TL;DR @ bottom, but I'll be brief.
I work for a small retail company, and was informally made the manager at the small “satellite store” since just before the pandemic. Being less busy there, I've had time to help my customers more than the other store in town. When lockdowns happened we started selling a lot more and eventually product shortages were a problem. After lockdowns I was the only person at the store. Work stress was crushing, but I really enjoy helping people and had some fulfillment at work, so I stuck with it. Now that the store is stable again I've had time to work on myself.

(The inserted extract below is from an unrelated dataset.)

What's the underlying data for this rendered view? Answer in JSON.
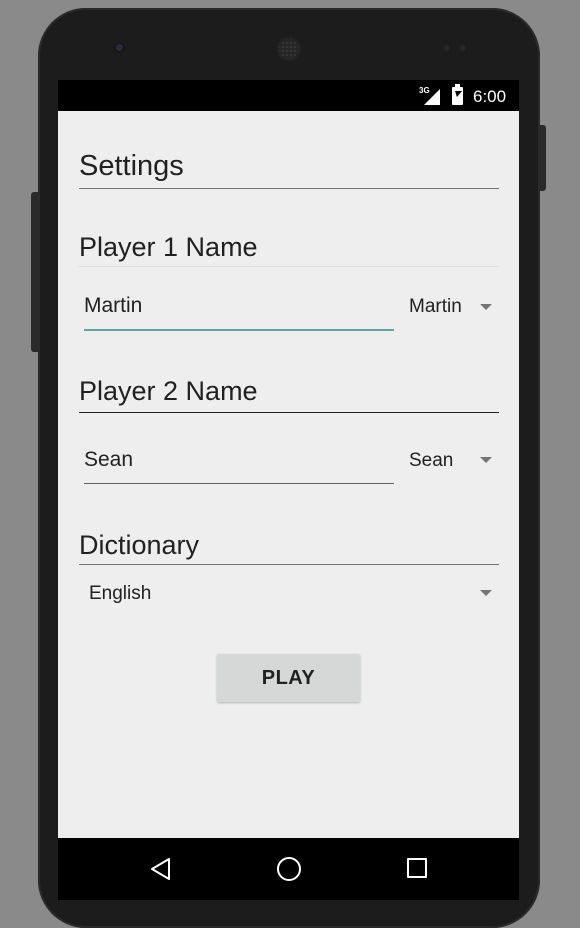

I've been depressed since I was young, and have recently gone back on the antidepressants that worked 8-ish years ago. Maybe as a result of aging, it seems they've come with the side effect of mild insomnia this time. I'm frequently sleeping in, and regardless of how many alarms I set I've been late for work as a result of it. After disappointing enough customers by not opening on time, the business owner has decided I should work at the main store in town
At first, I was devastated. A demotion from manager of my chill little store to working a grind at the busy store. It's an extra hour to & from work daily, after I moved to be closer to my store. I can't give the same level of help, so the fulfillment is basically gone.
BUT, I found out my pay and hours will remain the same and I don't have the responsibilities of being a manager anymore. So to hell with wanting to climb a ladder at work! I'm embracing not wanting to be the boss.
TL;DR Got demoted, thought it sucked, but my pay and hours stay the same and I have less responsibilities!